Os Capitães da Areia no palco

Jorge Amado

Há quarenta e cinco anos, em 1937, foi publicada a primeira edição do livro de minha autoria. Capitães da Areia, alguns dias antes do golpe de Estado que resultou na ditadura do “Estado Novo”. O romance das crianças abandonadas nas ruas da cidade da Bahia, imediatamente colocado no index pelo regime de corte fascistizantes, teve a edição apreendida mais de dois mil exemplares queimados em praça pública – com ata e tudo – em Salvador, outros tantos em São Paulo: os exemplares que escaparam do fogo, foram vendidos pelos policiais as escondidas e a alto preço. Somente em 1944, quando a dferrota das forças do nazifacismo se tornava evidente nos campos de guerra da Europa, o livro voltou às livrarias, durante sete anos todos os meus livros – não apenas Capitães da Areia – estiveram fora de circulação.

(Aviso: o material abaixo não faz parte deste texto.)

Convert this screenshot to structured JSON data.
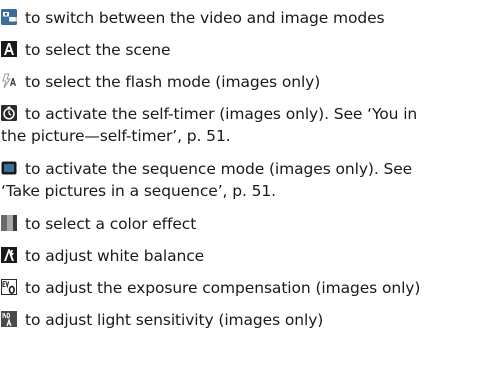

Agora, quarenta e cinco anos depois da primeira edição, lançada por José Olympio e das fogueiras que consumiram os volumes com a bela capa de Santa Rosa, os Capitães da Areia estão mais vivos do que nunca no palco do teatro Castro Alves onde estréia hoje adaptação teatral do romance feita por Carlos Wilson. Encenada por ele, com a colaboração de magnífica equipe, a cuja frente está Regina Sampaio, produtora executiva; contando com o talento e o entusiasmo de uma extraordinária meninada, atores de primeira ordem todos eles, de Roberto Battaglin que vive Pedro Bala até Bebel, a filha apenas adolescente de Miucha e João Gilberto e citando esses dois nomes estou citando o nome de todo o elenco cuja unidade e qualidade vai merecer, tenho certeza, os aplausos vibrantes do público da Bahia.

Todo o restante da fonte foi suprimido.